This weekend may be one of your last chances to hold a Buddha’s hand at a Santa Monica farmers market. Murray Family Farms is one of the few California cultivators of the Asian citron fruit, known for its many fingers and named for the teacher of enlightenment.
“Bakersfield weather is very, very unpredictable,” said Jazz Bohdi on a recent Saturday selling the citrons at the Virginia Avenue Park Farmer’s Market where the Murrays have a stand every weekend. The citrons have been selling out quickly there and at the Wednesday Downtown market. They generally last through the end of February and a week or so into March.
If you manage to snag one (or more) this weekend, Bohdi recommends chopping it into large chunks and saving it in the freezer for zest. Inside the curled yellow fingers there is very little or no pulp; the fruits are all peel and pith, like the spongy white tissue between wedges of a lemon.
Bohdi says she usually buys them in threes. One is used for zest. The second, she saves in the freezer to boil during cold season because the steam eases congestion.
“In ten minutes you get your lungs back and can breathe,” Bohdi said.
Her third Buddha’s Hand doesn’t get eaten at all.
“I’ll use one whole one for potpourri,” Bohdi said. “I chop it up and put it in a wicker basket and let it dehydrate in a cool area. It makes the whole house smell like you just cleaned. It’s the best lie for housewives. It’s awesome.”
In China, the fruit symbolizes happiness and long life, according to information from the University of California Riverside. The tree is popular in Asia as an ornamental, often in bonsai form. A 19th-century treatise on citrus mentioned Buddha’s Hand had been brought to California from Japan, but as late as the 1980’s it was difficult to find outside of private gardens. Now the fruit is available at Asian markets, some groceries stores, and two Santa Monica farmers markets while in season.
“They’re so funky on the tree,” Bohdi said of the plants on the Murray’s 350 acres of farmland in Kern County. The fingers start out closed and then bloom outward. Since their season typically begins in October, Bohdi calls them witches’ hands. “We say it’s the haunted lemon tree on the farm.”
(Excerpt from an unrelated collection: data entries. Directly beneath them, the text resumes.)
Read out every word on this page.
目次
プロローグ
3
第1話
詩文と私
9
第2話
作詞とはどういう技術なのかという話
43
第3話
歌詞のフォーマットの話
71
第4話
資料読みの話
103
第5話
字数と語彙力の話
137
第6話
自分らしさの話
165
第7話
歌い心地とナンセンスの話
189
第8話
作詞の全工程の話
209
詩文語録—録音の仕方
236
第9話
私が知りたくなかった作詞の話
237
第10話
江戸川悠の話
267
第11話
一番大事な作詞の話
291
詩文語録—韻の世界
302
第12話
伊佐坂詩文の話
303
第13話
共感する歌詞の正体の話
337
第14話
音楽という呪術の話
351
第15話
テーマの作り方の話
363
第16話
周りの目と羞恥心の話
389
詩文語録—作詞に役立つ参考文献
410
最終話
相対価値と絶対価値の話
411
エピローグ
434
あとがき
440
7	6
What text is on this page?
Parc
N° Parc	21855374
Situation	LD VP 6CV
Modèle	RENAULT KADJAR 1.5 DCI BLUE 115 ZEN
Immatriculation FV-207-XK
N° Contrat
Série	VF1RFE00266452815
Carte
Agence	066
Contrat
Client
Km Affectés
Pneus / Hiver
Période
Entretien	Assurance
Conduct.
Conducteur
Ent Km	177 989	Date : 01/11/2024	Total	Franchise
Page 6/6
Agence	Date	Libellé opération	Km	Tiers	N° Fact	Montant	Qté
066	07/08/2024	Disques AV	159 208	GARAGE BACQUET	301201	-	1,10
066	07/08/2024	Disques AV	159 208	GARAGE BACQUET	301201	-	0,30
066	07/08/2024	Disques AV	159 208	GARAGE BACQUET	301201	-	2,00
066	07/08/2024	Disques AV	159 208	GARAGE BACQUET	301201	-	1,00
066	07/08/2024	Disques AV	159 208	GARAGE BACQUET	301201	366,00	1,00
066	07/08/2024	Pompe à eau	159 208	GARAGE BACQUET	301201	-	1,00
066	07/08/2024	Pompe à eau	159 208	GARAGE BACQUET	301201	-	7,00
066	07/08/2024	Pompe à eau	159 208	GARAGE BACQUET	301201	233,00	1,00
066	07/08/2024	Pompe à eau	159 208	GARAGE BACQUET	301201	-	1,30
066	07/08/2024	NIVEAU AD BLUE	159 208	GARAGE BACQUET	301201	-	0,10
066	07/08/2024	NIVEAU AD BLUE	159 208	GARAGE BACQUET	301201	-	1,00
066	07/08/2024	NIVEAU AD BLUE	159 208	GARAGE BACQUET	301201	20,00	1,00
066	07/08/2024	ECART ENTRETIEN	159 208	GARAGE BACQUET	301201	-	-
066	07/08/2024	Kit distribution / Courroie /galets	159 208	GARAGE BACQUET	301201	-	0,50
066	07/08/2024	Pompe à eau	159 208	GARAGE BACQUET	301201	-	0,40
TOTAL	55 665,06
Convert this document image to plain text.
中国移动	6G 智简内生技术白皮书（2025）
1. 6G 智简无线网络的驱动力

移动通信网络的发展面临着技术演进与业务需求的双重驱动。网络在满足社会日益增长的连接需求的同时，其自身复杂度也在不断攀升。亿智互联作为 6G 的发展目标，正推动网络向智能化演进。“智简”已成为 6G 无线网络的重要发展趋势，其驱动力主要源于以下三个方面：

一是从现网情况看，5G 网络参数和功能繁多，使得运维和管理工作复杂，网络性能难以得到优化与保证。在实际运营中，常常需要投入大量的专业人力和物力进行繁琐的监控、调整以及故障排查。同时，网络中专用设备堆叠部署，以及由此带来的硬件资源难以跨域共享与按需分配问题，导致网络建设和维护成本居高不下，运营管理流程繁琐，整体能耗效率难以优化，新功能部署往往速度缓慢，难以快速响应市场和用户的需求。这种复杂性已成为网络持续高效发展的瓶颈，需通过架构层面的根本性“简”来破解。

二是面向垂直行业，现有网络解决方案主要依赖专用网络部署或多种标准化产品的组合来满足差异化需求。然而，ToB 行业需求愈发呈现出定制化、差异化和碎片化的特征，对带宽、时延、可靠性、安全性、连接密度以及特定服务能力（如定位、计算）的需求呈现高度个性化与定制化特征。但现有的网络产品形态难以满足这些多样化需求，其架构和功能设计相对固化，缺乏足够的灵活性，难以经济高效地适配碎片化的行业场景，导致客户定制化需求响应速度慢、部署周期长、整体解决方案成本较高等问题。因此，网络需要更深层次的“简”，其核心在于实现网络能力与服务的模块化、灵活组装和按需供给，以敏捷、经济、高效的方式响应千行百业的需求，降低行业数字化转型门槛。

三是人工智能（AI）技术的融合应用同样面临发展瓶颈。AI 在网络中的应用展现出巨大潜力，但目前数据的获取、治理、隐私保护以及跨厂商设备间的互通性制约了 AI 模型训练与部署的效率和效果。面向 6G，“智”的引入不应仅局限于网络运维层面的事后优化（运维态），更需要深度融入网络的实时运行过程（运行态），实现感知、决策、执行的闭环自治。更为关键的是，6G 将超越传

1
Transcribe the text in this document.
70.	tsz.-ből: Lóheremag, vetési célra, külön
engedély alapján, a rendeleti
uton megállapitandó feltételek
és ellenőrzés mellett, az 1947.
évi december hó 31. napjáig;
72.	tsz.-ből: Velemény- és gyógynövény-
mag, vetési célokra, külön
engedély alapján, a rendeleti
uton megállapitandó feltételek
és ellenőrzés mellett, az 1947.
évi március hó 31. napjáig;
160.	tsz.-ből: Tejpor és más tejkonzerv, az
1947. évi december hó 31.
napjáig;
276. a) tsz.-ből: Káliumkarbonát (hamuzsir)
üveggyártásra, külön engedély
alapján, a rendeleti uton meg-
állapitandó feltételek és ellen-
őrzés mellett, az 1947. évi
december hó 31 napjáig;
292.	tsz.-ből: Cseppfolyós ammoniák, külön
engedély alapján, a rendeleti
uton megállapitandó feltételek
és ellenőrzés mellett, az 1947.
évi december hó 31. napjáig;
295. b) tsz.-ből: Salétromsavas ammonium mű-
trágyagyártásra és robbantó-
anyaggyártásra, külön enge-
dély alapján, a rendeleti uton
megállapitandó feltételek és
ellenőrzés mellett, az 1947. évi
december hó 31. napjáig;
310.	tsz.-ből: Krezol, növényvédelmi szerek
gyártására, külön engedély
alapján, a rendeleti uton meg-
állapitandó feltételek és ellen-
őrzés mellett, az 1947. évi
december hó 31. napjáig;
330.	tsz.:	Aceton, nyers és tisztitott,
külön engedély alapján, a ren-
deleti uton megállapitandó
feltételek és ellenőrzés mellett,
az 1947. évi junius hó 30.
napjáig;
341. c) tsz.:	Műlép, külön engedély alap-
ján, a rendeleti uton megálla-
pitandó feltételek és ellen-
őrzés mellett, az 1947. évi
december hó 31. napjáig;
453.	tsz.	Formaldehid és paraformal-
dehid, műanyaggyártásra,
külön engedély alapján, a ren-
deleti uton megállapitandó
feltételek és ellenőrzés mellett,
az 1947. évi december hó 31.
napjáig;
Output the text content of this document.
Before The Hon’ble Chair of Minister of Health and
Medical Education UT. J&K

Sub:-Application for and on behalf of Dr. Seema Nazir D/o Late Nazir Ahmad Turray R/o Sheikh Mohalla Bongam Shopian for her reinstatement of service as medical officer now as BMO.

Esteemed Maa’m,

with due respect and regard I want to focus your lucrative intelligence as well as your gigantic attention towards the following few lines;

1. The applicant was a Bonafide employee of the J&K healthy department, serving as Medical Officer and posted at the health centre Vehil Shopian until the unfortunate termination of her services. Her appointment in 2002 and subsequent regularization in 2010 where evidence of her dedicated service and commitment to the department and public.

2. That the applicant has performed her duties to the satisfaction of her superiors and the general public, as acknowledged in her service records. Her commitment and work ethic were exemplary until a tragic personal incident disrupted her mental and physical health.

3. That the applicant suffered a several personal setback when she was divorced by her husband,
While some make the fruit into medicinal oils, the fruit can easily be turned into candy. Simply chop up a hand, blanch the cubes and then boiled them in simple syrup. After draining and cooling overnight, the resulting gummies are similar to candied lemon peel: chewy and sweet and not at all bitter.
Santa Monica has four weekly farmers markets including the Wednesday Downtown market on Arizona Avenue between 4th and Ocean from 8:30 a.m. to 1:30 p.m., the Saturday Downtown market on Arizona Avenue between 4th and 2nd Streets from 8:00 a.m. to 1:00 p.m., the Saturday Virginia Ave. Park market at 2200 Virginia Avenue from 8:00 a.m. to 1:00 p.m., and the Sunday Main Street market at 2640 Main Street from 8:30 a.m. to 1:30 p.m.